E, em comparação com a dengue, a febre amarela é muito mais devastadora. O vírus provoca inflamação nos rins, coração, pulmão e no sistema nervoso central. Além disso, pode causar hemorragia abdominal e pulmonar. “Nem todos que se contaminam apresentam esse quadro. Mas naqueles nos quais a doença evolui quase a maioria morre”, afirma o infectologista Paulo Olzon, professor da Universidade Federal de São Paulo.

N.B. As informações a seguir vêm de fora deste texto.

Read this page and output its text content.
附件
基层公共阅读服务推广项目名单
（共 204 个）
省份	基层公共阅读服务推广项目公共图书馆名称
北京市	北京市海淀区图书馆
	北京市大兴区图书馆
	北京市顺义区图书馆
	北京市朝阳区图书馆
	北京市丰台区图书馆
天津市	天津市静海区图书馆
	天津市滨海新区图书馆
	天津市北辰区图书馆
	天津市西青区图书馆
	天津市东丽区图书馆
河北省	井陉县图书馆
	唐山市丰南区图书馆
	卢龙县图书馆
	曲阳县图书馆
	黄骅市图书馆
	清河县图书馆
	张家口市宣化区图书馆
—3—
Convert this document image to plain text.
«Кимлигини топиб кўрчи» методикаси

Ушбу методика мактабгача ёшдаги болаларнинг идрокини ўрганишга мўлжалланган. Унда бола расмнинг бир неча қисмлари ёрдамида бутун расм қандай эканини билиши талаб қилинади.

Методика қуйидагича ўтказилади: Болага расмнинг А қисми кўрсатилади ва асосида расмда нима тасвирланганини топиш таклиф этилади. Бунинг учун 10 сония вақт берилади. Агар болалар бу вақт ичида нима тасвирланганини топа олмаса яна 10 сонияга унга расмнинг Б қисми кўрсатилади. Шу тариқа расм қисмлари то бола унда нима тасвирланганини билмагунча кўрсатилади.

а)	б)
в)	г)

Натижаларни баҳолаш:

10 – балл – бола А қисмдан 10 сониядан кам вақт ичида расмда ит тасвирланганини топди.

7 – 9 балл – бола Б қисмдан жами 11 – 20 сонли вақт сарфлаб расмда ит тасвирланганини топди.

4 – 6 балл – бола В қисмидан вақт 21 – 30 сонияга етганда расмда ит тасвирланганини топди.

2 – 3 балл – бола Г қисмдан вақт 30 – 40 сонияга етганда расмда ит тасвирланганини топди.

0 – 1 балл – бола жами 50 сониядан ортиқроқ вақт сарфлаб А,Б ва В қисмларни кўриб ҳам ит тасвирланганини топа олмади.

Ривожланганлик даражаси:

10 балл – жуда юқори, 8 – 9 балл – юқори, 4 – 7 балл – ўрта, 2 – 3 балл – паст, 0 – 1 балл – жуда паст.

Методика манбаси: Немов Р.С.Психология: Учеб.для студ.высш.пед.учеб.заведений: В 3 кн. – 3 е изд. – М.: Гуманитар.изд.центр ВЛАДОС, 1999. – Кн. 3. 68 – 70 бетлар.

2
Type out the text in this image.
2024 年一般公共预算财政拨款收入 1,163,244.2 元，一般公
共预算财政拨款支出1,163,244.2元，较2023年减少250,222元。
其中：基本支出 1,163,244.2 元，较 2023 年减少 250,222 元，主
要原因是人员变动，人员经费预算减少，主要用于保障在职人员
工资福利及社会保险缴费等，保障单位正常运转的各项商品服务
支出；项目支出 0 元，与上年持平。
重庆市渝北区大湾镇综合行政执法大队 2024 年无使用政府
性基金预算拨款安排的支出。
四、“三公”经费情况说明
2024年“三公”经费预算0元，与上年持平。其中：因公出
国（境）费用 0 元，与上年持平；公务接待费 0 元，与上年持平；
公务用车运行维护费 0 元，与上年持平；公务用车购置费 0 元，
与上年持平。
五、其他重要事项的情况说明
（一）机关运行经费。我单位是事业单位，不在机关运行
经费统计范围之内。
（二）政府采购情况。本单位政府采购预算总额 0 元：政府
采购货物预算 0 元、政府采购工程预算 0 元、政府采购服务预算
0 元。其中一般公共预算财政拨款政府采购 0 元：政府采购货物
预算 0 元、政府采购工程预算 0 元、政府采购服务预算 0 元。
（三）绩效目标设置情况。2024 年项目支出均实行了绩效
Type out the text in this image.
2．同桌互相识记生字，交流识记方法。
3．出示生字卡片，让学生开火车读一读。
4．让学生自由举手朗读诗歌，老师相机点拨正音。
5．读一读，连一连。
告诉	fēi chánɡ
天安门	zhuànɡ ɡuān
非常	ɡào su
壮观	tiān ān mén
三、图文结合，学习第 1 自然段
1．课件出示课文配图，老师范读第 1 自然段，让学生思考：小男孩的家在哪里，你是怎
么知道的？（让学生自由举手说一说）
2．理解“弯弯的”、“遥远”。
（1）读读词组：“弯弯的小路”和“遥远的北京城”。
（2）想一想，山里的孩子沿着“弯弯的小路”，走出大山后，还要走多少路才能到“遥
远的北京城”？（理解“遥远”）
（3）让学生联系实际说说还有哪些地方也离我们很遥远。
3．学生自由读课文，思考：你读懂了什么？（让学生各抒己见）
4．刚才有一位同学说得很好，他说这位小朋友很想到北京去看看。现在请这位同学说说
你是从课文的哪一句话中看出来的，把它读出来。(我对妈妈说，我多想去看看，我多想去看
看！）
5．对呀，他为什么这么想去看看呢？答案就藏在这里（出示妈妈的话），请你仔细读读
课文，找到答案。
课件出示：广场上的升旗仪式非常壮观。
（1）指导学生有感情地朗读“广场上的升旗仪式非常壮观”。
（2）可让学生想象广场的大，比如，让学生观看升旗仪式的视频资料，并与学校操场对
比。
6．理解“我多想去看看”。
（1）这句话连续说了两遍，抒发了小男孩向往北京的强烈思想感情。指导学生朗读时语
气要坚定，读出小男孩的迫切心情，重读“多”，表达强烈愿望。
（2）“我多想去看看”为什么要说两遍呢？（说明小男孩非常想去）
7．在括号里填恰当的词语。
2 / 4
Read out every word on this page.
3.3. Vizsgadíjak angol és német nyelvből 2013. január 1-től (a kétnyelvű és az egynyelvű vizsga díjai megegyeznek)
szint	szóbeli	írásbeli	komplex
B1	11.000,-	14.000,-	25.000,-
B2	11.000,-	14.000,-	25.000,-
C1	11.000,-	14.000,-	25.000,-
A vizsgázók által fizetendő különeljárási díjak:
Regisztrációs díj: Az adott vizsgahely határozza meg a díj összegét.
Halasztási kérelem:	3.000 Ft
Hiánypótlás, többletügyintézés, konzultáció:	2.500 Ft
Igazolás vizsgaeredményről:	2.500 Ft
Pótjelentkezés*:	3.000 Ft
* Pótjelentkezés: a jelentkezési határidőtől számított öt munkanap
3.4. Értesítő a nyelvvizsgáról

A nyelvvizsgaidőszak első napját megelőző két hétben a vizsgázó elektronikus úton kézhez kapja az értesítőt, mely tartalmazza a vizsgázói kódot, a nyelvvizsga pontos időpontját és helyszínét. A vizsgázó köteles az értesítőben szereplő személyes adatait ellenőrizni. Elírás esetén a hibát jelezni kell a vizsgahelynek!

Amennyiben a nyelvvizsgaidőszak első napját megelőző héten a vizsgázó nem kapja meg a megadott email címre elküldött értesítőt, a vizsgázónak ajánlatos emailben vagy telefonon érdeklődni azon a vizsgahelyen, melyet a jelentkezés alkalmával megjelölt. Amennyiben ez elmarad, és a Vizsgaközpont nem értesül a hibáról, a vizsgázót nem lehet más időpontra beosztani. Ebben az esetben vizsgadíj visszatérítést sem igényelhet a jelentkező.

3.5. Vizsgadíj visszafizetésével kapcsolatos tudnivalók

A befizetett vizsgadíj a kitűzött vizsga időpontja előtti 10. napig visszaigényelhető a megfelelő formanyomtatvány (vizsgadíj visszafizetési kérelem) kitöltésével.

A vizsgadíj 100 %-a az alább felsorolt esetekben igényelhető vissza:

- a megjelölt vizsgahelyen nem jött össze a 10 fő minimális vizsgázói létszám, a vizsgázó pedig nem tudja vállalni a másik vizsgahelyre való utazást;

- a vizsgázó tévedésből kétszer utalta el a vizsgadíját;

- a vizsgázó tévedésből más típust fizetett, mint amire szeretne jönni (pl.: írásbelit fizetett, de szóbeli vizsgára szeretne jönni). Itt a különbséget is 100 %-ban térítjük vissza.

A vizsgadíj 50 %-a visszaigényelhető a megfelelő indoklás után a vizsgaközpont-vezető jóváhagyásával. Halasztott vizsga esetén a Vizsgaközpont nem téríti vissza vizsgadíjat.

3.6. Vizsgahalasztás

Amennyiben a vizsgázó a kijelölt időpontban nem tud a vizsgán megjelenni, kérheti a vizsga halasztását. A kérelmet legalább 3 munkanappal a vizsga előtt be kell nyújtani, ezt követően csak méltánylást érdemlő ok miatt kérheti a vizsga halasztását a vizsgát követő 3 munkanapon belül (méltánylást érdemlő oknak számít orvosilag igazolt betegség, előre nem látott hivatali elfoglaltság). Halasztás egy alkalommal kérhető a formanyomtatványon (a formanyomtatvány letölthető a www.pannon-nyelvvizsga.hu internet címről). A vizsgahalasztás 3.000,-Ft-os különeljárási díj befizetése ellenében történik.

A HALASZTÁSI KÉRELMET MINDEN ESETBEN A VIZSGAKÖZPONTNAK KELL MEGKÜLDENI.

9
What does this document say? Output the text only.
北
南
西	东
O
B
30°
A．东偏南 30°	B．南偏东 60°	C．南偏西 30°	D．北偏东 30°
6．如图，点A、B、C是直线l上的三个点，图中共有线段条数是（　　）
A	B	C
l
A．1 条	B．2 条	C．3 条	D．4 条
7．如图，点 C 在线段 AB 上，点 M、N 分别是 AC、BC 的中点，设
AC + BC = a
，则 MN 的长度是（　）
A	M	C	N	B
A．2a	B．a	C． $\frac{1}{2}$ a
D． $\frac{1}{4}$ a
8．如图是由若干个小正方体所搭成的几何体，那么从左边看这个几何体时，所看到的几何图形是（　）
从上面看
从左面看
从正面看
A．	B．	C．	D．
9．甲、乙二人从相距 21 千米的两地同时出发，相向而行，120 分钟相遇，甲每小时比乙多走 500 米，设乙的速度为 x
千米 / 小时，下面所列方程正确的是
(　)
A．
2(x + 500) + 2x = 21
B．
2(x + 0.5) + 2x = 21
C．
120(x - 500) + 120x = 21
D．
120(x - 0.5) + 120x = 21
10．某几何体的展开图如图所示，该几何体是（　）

Os índices de mortalidade ilustram bem essa agressividade. Na febre amarela, ele gira em torno de 30%. Na dengue, não passa de 0,5%.

ORKUT/ ROBERTO JAYME/PHOTONEWS

Graco Abubakir (no destaque), de Brasília, morreu depois de contrair a doença. Ele foi enterrado na quarta-feira 9


Na avaliação do governo federal, a possibilidade da volta da enfermidade às cidades não existe. “Este risco está descartado”, afirmou o ministro da Saúde, José Gomes Temporão. O que está se vendo hoje é o surgimento de casos isolados, restritos aos ambientes rurais, segundo o ministro. De qualquer forma, as suspeitas de casos da doença levaram o governo a montar uma operação de guerra. A título de emergência, a Fundação Oswaldo Cruz, fabricante das vacinas contra a enfermidade, liberou dois milhões de doses para serem enviadas às áreas de risco. “A vacinação pode funcionar como um cinturão de segurança”, afirma o médico Pedro Tauil, do Departamento de Doenças Tropicais da Universidade de Brasília. Também foram mandados alertas ao Ministério do Turismo e às embaixadas sobre a necessidade de vacinação dos viajantes que procuram as regiões endêmicas. Tudo para afastar o perigo das cidades.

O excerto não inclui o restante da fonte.